28th Minister for Religious Affairs and Inter-faith Harmony
- In office 14 November 2008 – 14 December 2010
- President: Asif Ali Zardari
- Prime Minister: Yusuf Raza Gillani
- Preceded by: Khurshid Shah
- Succeeded by: Khurshid Shah

Personal details
- Born: 3 October 1957 (age 68)
- Party: TLP (2025-present)
- Other political affiliations: PPP (1992-2022: 2025) PTI (2022) IND (2018)
- Children: 4
- Parent: Ahmad Saeed Kazmi (Father)
- Alma mater: Bahauddin Zakariya University

= Hamid Saeed Kazmi =

Pakistani politician

Syed Hamid Saeed Kazmi (born 3 October 1957) is a Pakistani politician who was the 28th Federal Minister for Religious Affairs of Pakistan from 2008 to 2010 as part of the Pakistan People's Party government. He hails from Multan.

==Family==
Kazmi was born in a well-to-do religious family. His father, Ahmad Saeed Kazmi, was a prominent Sufi and Islamic scholar. He is one among eleven siblings. Kazmi is married and has two daughters and two sons. His father Syed Ahmad Saeed Kazmi son of Syed Muhammad Mukhtar Ahmad Shah Kazmi belonged to Amroha, India. They migrated to Multan in 1935. The family relates with Imam Musa Kazim through 35 steps, and this is why he is called Kazmi.

==Education==
He obtained a Master of Arts degree in Urdu with Gold Medal from the Bahauddin Zakariya University in 1985.

== Political career ==
He was elected to the National Assembly as a candidate of the Pakistan People's Party (PPP) from NA-192 Rahim Yar Khan-I in the 2008 Pakistani general election. He received 65,395 votes and defeated Makhdoom Syed Ahmad Alam Anwar of the Pakistan Muslim League (Q) (PML(Q)).

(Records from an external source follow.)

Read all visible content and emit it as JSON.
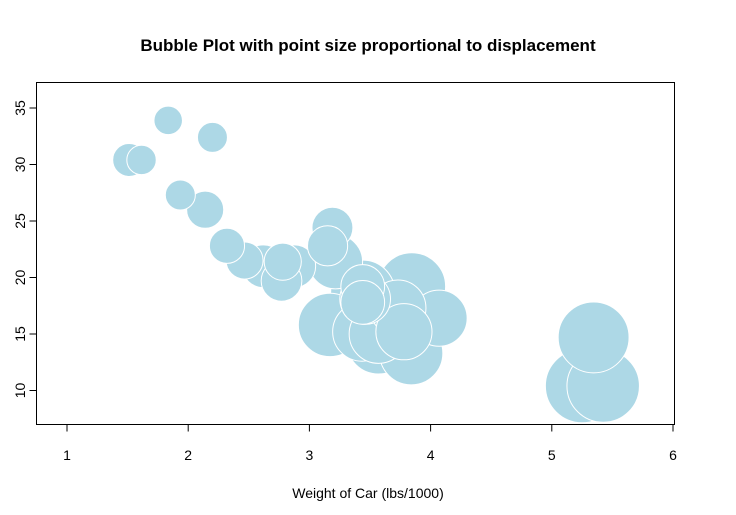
{
  "chart_data": {
    "type": "scatter",
    "title": "Bubble Plot with point size proportional to displacement",
    "xlabel": "Weight of Car (lbs/1000)",
    "ylabel": "",
    "xlim": [
      1,
      6
    ],
    "ylim": [
      7,
      37
    ],
    "x_ticks": [
      1,
      2,
      3,
      4,
      5,
      6
    ],
    "y_ticks": [
      10,
      15,
      20,
      25,
      30,
      35
    ],
    "grid": false,
    "legend": "none",
    "bubble_color": "#add8e6",
    "bubble_border_color": "#ffffff",
    "size_variable": "displacement",
    "points": [
      {
        "x": 2.62,
        "y": 21.0,
        "disp": 160.0
      },
      {
        "x": 2.875,
        "y": 21.0,
        "disp": 160.0
      },
      {
        "x": 2.32,
        "y": 22.8,
        "disp": 108.0
      },
      {
        "x": 3.215,
        "y": 21.4,
        "disp": 258.0
      },
      {
        "x": 3.44,
        "y": 18.7,
        "disp": 360.0
      },
      {
        "x": 3.46,
        "y": 18.1,
        "disp": 225.0
      },
      {
        "x": 3.57,
        "y": 14.3,
        "disp": 360.0
      },
      {
        "x": 3.19,
        "y": 24.4,
        "disp": 146.7
      },
      {
        "x": 3.15,
        "y": 22.8,
        "disp": 140.8
      },
      {
        "x": 3.44,
        "y": 19.2,
        "disp": 167.6
      },
      {
        "x": 3.44,
        "y": 17.8,
        "disp": 167.6
      },
      {
        "x": 4.07,
        "y": 16.4,
        "disp": 275.8
      },
      {
        "x": 3.73,
        "y": 17.3,
        "disp": 275.8
      },
      {
        "x": 3.78,
        "y": 15.2,
        "disp": 275.8
      },
      {
        "x": 5.25,
        "y": 10.4,
        "disp": 472.0
      },
      {
        "x": 5.424,
        "y": 10.4,
        "disp": 460.0
      },
      {
        "x": 5.345,
        "y": 14.7,
        "disp": 440.0
      },
      {
        "x": 2.2,
        "y": 32.4,
        "disp": 78.7
      },
      {
        "x": 1.615,
        "y": 30.4,
        "disp": 75.7
      },
      {
        "x": 1.835,
        "y": 33.9,
        "disp": 71.1
      },
      {
        "x": 2.465,
        "y": 21.5,
        "disp": 120.1
      },
      {
        "x": 3.52,
        "y": 15.5,
        "disp": 318.0
      },
      {
        "x": 3.435,
        "y": 15.2,
        "disp": 304.0
      },
      {
        "x": 3.84,
        "y": 13.3,
        "disp": 350.0
      },
      {
        "x": 3.845,
        "y": 19.2,
        "disp": 400.0
      },
      {
        "x": 1.935,
        "y": 27.3,
        "disp": 79.0
      },
      {
        "x": 2.14,
        "y": 26.0,
        "disp": 120.3
      },
      {
        "x": 1.513,
        "y": 30.4,
        "disp": 95.1
      },
      {
        "x": 3.17,
        "y": 15.8,
        "disp": 351.0
      },
      {
        "x": 2.77,
        "y": 19.7,
        "disp": 145.0
      },
      {
        "x": 3.57,
        "y": 15.0,
        "disp": 301.0
      },
      {
        "x": 2.78,
        "y": 21.4,
        "disp": 121.0
      }
    ]
  }
}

Kazmi was sentenced to sixteen years imprisonment on the basis of charges of corruption by a lower court. The lower court has written in its 87 pages of decision that Hamid Kazmi was not found corrupt at any level but as he was the head of the ministry and by him mismanagement was done. But he appealed against it in the Islamabad High Court. On 20 March 2017, he was acquitted in the Hajj corruption scandal, along with former ex-DG, Hajj Rao Shakeel, and Joint secretary for Religious Affairs, Aftab Aslam.

He turned down a request from Asif Ali Zardari to contest against Shah Mahmood Qureshi, the vice chairman of the Pakistan Tehreek-e-Insaf (PTI), as a candidate of the PPP from NA-156 Multan-III in the 2018 Pakistani general election. He instead opted to run as an independent from NA-175 Rahim Yar Khan-I.

He ran for the National Assembly as an independent candidate from NA-175 Rahim Yar Khan-I in the 2018 Pakistani general election, but was unsuccessful. He received 39,514 votes and was defeated by Syed Mobeen Ahmed, a candidate of the PTI.

He joined the PTI on 15 June 2022.

==Assassination attempt==
He is a critic of the Pakistani Taliban. On 2 September 2009, while he was the Federal Minister for Religious Affairs, Kazmi survived an assassination attempt by suspected Taliban gunmen. He was shot by motorcycle borne gunmen as he was leaving his office. His driver and guard were killed in the attack.